Investors will now eye an auction of 30-year debt on Thursday, seeking to cover massive shorts. A weak seven-year auction in late February helped fuel inflation concerns and sent yields higher.
“Rises in U.S. bond yields appear to have subsided a bit after the 10-year yield has reached 1.5%, even though many investors remain cautious before the Fed’s policy meeting,” said Naoya Oshikubo, senior economist at Sumitomo Mitsui Trust Asset Management.
“The Fed has ratcheted up its rhetoric on bond yields lately.
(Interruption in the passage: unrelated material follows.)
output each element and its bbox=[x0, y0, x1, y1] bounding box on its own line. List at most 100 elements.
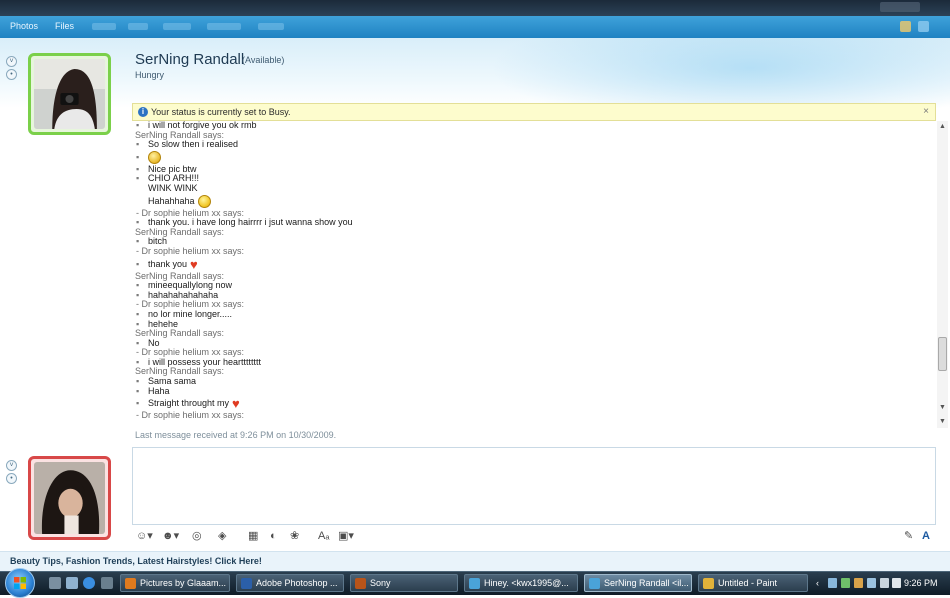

The reality is, the economy is in a K-shaped recovery, with the service sector still in difficult conditions and the Fed would probably not want to let real interest rates rise.”
The fall in the 10-year yield after the auction wasn’t enough to help the tech-heavy Nasdaq, which lagged both the Dow and the S&P 500 after its strong move on Tuesday, as investors stayed with names expected to benefit from the economic reopening like financials.
The Dow Jones Industrial Average rose 1.45% to a record closing high, the S&P 500 gained 0.60% and the Nasdaq Composite dropped 0.04%.
E-mini futures for the S&P 500 were largely flat on Thursday in Asia.
Europe’s main index hovered near pre-pandemic highs.
MSCI’s gauge of stocks across the globe gained 0.27%.
Gold held near a one-week high reached Wednesday as U.S. Treasury yields eased.
Spot gold prices rose 0.2% to $1,729.62 an ounce.
The dollar moved lower following the economic data, and remained weaker in Asian trading.
The dollar index slipped to 91.776, following a 0.2% drop overnight.
The euro stood at $1.1932 while the safe-haven yen eased slightly to 108.52 per dollar.
Oil prices resumed their climb following two days of declines, after the Energy Information Administration reported a bigger-than-expected storage build.
U.S. crude futures stood at $64.95 per barrel, up 50 cents or 0.78%. Brent crude futures were at $68.38 per barrel, up 48 cents or 0.71%.